Huff ("The Bird and Mr. Banks," "A Steady Rain") traces his narrative with quirky wit and colloquial skill ("Julie Moore, I wouldn't know how to make you if I were handed a toolbox and a set of instructions"). His sharp theatrical senses, however, have yet to locate the proper balance between character traits and human logic, cause and effect, inference and explication. The scope of the revelations falls rather beyond what short-form structure can accommodate, leaving more unanswered questions than resolutions by the hastily achieved ending.

Fortunately, director Robin Larsen's marvelous modernist staging and an accomplished cast drive the show, wedding enigmatic naturalism to satiric comment. Designer Craig Siebels does a shrewd scenic job, with invaluable help from Jeremy Pivnick's multilevel lighting, Jocelyn Hublau's costumes that help us instantly identify much about the characters, David B. Marling's thematic sound, and Adam Flemming's impressive projections.

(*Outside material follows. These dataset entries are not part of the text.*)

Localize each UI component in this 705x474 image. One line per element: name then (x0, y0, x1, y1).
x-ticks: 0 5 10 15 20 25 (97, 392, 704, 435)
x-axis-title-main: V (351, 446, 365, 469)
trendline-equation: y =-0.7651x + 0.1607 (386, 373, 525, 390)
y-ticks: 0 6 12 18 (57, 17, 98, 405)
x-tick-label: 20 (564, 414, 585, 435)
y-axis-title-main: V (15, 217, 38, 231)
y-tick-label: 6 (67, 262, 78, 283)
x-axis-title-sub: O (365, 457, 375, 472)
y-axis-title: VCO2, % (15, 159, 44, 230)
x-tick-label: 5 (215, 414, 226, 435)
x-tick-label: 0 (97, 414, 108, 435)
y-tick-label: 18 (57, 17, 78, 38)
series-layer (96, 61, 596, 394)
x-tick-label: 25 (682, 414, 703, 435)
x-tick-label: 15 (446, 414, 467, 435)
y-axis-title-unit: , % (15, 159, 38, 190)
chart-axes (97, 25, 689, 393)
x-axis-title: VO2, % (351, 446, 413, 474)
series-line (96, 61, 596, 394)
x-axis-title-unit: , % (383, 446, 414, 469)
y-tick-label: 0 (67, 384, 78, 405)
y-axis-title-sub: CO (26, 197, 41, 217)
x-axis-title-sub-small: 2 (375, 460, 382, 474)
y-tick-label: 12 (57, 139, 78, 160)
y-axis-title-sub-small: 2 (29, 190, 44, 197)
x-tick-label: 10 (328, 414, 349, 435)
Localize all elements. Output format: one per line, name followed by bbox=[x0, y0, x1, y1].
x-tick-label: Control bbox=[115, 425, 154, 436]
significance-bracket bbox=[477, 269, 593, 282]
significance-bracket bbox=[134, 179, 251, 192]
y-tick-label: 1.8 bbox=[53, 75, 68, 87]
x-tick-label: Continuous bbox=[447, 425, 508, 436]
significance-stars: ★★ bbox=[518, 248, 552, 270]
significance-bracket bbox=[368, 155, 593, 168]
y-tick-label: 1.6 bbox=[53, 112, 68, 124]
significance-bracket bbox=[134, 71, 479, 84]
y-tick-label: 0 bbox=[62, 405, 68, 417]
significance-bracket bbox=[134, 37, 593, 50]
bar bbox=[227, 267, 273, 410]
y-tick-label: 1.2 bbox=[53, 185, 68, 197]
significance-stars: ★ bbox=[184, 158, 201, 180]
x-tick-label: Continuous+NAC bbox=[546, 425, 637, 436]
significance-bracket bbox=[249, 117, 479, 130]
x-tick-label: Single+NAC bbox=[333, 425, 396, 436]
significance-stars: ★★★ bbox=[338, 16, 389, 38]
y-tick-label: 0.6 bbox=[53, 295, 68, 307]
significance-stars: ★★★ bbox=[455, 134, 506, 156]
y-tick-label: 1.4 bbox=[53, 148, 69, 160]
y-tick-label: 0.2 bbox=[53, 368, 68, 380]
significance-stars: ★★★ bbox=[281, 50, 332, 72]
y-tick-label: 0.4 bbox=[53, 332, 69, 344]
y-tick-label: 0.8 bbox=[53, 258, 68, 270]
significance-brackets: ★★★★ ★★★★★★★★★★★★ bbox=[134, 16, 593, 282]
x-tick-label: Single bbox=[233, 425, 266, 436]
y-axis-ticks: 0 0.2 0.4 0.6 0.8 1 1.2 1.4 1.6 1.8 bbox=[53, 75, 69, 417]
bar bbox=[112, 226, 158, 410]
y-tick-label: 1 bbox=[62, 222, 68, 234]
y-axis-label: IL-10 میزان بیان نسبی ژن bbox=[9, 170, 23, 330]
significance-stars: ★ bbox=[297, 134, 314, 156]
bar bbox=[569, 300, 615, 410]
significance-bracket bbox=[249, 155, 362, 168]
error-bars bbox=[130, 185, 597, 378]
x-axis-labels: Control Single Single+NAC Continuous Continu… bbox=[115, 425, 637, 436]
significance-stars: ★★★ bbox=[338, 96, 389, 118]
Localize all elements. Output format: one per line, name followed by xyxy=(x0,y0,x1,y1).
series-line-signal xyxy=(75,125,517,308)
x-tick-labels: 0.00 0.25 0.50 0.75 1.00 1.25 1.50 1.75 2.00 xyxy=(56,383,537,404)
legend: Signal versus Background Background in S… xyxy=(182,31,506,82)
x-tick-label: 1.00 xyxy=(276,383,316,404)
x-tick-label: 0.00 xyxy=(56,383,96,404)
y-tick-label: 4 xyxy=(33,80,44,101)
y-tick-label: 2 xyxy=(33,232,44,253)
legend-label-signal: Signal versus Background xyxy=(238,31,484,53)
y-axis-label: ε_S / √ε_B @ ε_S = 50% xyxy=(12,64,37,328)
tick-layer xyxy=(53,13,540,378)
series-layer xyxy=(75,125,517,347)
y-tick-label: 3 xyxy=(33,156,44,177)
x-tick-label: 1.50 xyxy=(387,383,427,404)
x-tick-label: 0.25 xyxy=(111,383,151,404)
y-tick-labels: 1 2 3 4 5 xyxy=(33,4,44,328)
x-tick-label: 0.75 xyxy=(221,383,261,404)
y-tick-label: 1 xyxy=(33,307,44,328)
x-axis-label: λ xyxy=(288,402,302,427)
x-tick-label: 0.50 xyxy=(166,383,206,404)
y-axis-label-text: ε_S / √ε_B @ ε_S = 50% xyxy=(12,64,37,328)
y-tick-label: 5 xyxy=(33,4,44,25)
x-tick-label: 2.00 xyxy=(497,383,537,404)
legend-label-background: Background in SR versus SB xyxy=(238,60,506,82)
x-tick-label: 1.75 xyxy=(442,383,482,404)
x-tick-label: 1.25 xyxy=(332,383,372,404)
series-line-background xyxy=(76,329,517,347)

St. Amant and Clyde make an edgy, endearing pair, handling the brainy humor and behavioral hairpin turns with considerable nuance. Knickerbocker and Herron display remarkable versatility as the parents, and they're hilarious in their sidebar turns as enthusiastic waiters. The pleasures of such able company mainly compensate for the involving yet problematic text, making this offbeat conversation-starter a genuine thinking person's date show.